Bayerns historische Schätze verschwinden – diese Abrisse schmerzen am meisten

Heimatschutz sucht 'Abbruch des Jahres' - Bayerns historische Schätze verschwinden – diese Abrisse schmerzen am meisten
Kampagne in Bayern lenkt Blick auf Verlust historischer Gebäude
In Bayern macht eine Initiative auf den Schwund historischer Bausubstanz in der gesamten Region aufmerksam. Der Bayerische Landesverein für Heimatpflege hat seine jährliche Abstimmung zum „Abriss des Jahres“ gestartet und rückt damit Gebäude in den Fokus, die einst das Ortsbild prägten, heute aber verschwunden sind. Auf der diesjährigen Liste stehen traditionelle Gasthäuser, Kirchen und Wohnhäuser, die moderneren Neubauten weichen mussten.
Der Verein kritisiert den wachsenden Trend zu Abrissen in Städten und Dörfern. Besonders alte Wirtshäuser werden zunehmend durch moderne Bauten ersetzt. Doch diese Gebäude sind mehr als nur veraltete Immobilien – sie prägen die lokale Identität und dienen als soziale Begegnungsstätten.
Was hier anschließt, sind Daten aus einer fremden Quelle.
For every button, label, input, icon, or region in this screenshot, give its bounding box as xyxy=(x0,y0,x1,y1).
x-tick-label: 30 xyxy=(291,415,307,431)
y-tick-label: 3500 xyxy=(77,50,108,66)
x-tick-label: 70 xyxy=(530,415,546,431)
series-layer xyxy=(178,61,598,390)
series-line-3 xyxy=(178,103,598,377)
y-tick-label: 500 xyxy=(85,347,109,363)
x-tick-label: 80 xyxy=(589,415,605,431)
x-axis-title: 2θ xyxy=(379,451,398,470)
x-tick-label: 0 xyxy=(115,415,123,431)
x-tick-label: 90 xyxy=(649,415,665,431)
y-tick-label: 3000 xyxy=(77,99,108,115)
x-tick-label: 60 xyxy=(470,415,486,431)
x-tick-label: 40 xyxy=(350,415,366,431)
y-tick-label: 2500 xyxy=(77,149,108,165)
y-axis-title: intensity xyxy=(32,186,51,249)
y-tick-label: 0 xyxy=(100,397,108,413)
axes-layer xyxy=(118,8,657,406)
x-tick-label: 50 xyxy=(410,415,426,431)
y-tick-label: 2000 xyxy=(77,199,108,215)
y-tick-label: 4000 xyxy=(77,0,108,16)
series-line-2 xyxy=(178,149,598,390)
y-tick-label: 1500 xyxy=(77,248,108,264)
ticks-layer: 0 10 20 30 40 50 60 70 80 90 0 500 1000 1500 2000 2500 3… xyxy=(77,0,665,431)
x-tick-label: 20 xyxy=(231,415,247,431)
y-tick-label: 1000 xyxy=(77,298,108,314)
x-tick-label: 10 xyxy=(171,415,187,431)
Bis zum 11. Januar kann die Öffentlichkeit online über die zwölf bedauerlichsten Abrisse abstimmen. Im vergangenen Jahr beteiligten sich fast 1.700 Menschen an der Wahl, wobei die Wagnergasse in Landshut den unrühmlichen Titel „Abriss des Jahres“ erhielt. Die Kampagne soll den kulturellen und historischen Wert verlorener Architektur bewusst machen. Indem sie Gebäude zeigt, die einst Bayerns Landschaft prägten, hofft der Verein, den Denkmalschutz zu stärken und mehr Engagement für den Erhalt zu wecken.
Die Abstimmung endet Anfang Januar; dann wird bekannt gegeben, welche Abrisse die Bevölkerung am meisten bedauert. Die Aktion dient als Mahnmal für das architektonische Erbe, das bereits unwiederbringlich verloren ging. Die Organisatoren betonen, wie wichtig es ist, diese Bauwerke anzuerkennen, bevor noch mehr aus Bayerns Städten und Dörfern verschwinden.